Au fur et à mesure de l'assemblage des pièces du puzzle, le lecteur prend conscience de la densité du récit, de sa planification à long terme et de la mécanique de précision qu'il représente. Azzarello raconte son histoire avec une élégance et une maestria hors du commun. Non seulement le lecteur est hypnotisé par cette machination d'une envergure étendue, sans jamais être perdu. Mais en plus, il continue de découvrir les personnages et de ressentir leurs émotions au travers d'éléments anodins ou inattendus. Je me suis surpris à sourire de contentement en apprenant enfin le prénom de l'agent Graves (prononcé par quelqu'un qui le connaît bien). La photographie d'Echo Memoria provoque également des réactions émotionnelles aussi importantes chez les personnages que pour le lecteur.

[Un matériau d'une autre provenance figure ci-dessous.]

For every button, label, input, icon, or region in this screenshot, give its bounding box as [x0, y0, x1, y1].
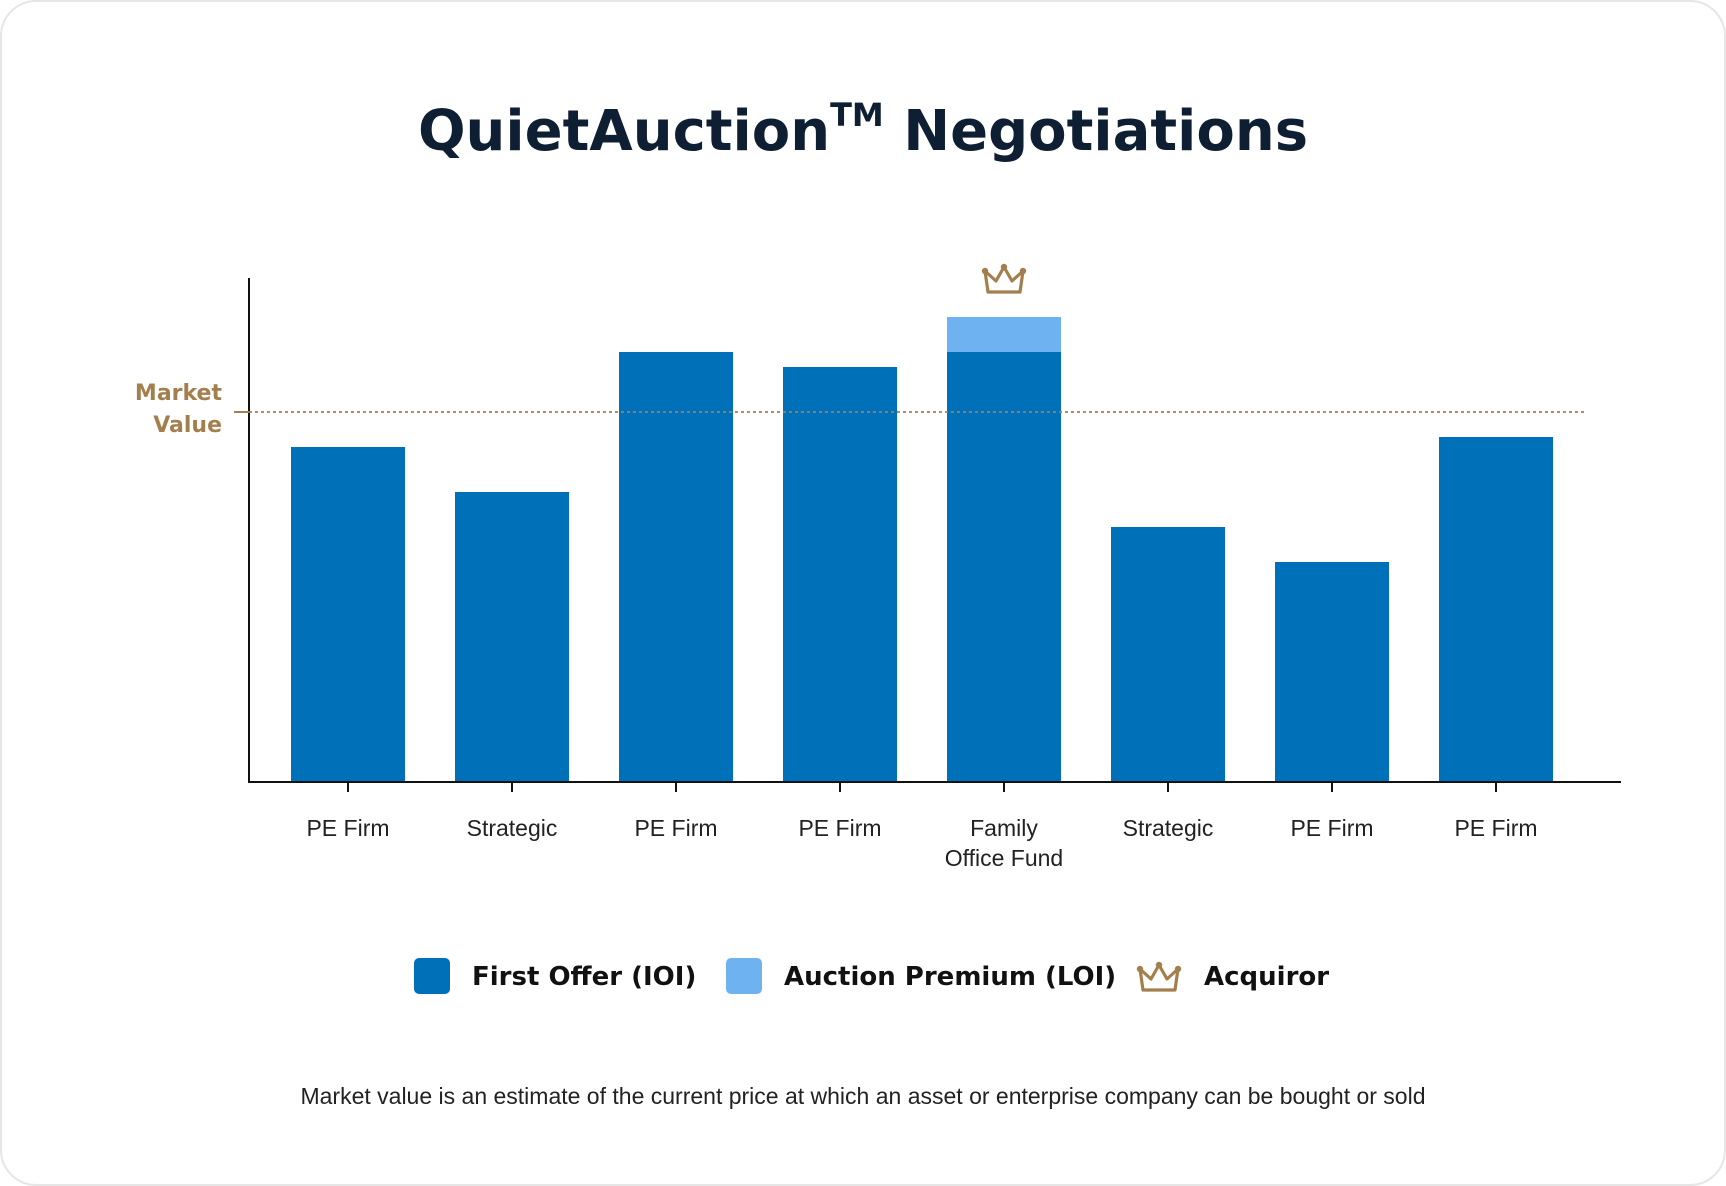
x-tick-label-7: PE Firm [1290, 815, 1373, 841]
bar-first-offer-3 [619, 352, 733, 782]
bar-first-offer-6 [1111, 527, 1225, 782]
crown-jewel-1 [1136, 965, 1144, 973]
x-ticks-group: PE Firm Strategic PE Firm PE Firm Family Offi… [306, 782, 1538, 871]
bar-auction-premium-5 [947, 317, 1061, 352]
crown-outline [983, 265, 1025, 294]
bar-first-offer-8 [1439, 437, 1553, 782]
bar-first-offer-1 [291, 447, 405, 782]
legend: First Offer (IOI) Auction Premium (LOI) Ac… [414, 958, 1329, 994]
crown-jewel-2 [1000, 263, 1008, 271]
bar-first-offer-7 [1275, 562, 1389, 782]
x-tick-label-4: PE Firm [798, 815, 881, 841]
bar-first-offer-4 [783, 367, 897, 782]
x-tick-label-1: PE Firm [306, 815, 389, 841]
legend-swatch-2 [726, 958, 762, 994]
x-tick-label-5: Family Office Fund [945, 815, 1063, 871]
crown-jewel-3 [1174, 965, 1182, 973]
crown-jewel-1 [981, 267, 989, 275]
bars-group [291, 317, 1553, 782]
bar-first-offer-2 [455, 492, 569, 782]
crown-jewel-2 [1155, 961, 1163, 969]
x-tick-label-6: Strategic [1123, 815, 1214, 841]
market-value-label: Market Value [135, 381, 223, 438]
x-tick-label-8: PE Firm [1454, 815, 1537, 841]
legend-label-2: Auction Premium (LOI) [784, 962, 1116, 992]
footnote: Market value is an estimate of the curre… [300, 1083, 1425, 1109]
crown-jewel-3 [1019, 267, 1027, 275]
legend-crown-icon [1136, 961, 1182, 992]
chart-title: QuietAuctionTM Negotiations [418, 96, 1308, 164]
bar-first-offer-5 [947, 352, 1061, 782]
legend-swatch-1 [414, 958, 450, 994]
x-tick-label-3: PE Firm [634, 815, 717, 841]
crown-icon [981, 263, 1027, 294]
legend-label-3: Acquiror [1204, 962, 1329, 992]
crown-outline [1138, 963, 1180, 992]
legend-label-1: First Offer (IOI) [472, 962, 696, 992]
market-value-group: Market Value [135, 381, 1587, 438]
acquiror-marker [981, 263, 1027, 294]
x-tick-label-2: Strategic [467, 815, 558, 841]
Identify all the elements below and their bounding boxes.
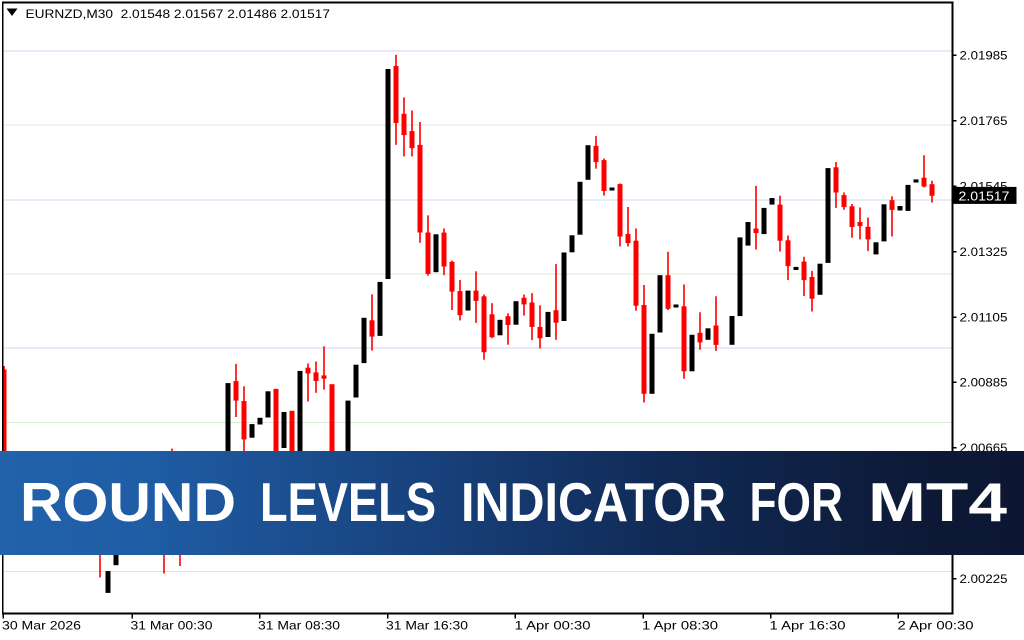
svg-text:1 Apr 00:30: 1 Apr 00:30 bbox=[515, 619, 591, 633]
svg-text:2.01105: 2.01105 bbox=[960, 310, 1008, 324]
svg-text:31 Mar 00:30: 31 Mar 00:30 bbox=[131, 619, 213, 633]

Eduardo Risso assure un spectacle toujours aussi intelligent et sophistiqué sur le plan narratif, en insérant quelques visuels qui marquent durablement le lecteur. Chaque page est inventive, soit dans sa mise en scène, soit pour plusieurs cases inoubliables. Comme toujours, Lono dégage un magnétisme animal qui fait qu'il accapare chaque scène dans laquelle il est présent. Les expressions de son visage sont à la fois naturelle et d'une expressivité qui fait froid dans le dos. Risso joue à merveille sur son ambiguïté : entre survivant plus fort que tout le monde, et tortionnaire impitoyable. Megan Dietrich dégage une forme de magnétisme, impossible de résister à son charme et à ses atouts physiques. Il est même agréable de retrouver la silhouette particulière de Mister Branch, et son air de résignation face à son avenir de plus en plus réduit. Les nouveaux personnages sont tout aussi réussis et pleins de personnalité que les autres, qu'il s'agisse de Spain, de Tino, ou même de Terry.

La force de conviction des dessins de Risso ne réside pas seulement dans la personnalité graphique des personnages, leurs actions dégagent la même puissance de conviction qu'il s'agisse d'un geste furtif (Christine redescendant sa robe après la gâterie, Branch et Burns déambulant en bord de mer), ou de l'action principale (Benito balançant sa raquette par terre, ou un homme nu la bave aux lèvres dans les couloirs d'un hôtel de luxe). En fait ce n'est qu'en feuilletant ces épisodes après les avoir lu, que le lecteur se rend compte qu'ils comprennent plus de 70% de discussions. À la première lecture, le plaisir de la découverte de cette intrigue intense éclipse tout le reste, autant les techniques narratives que la proportion de scènes d'action.

Avec ce tome, Azzarello et Risso prouvent que le récit peut encore gagner en intensité. L'histoire se poursuit dans Droit de succession (épisodes 64 à 69).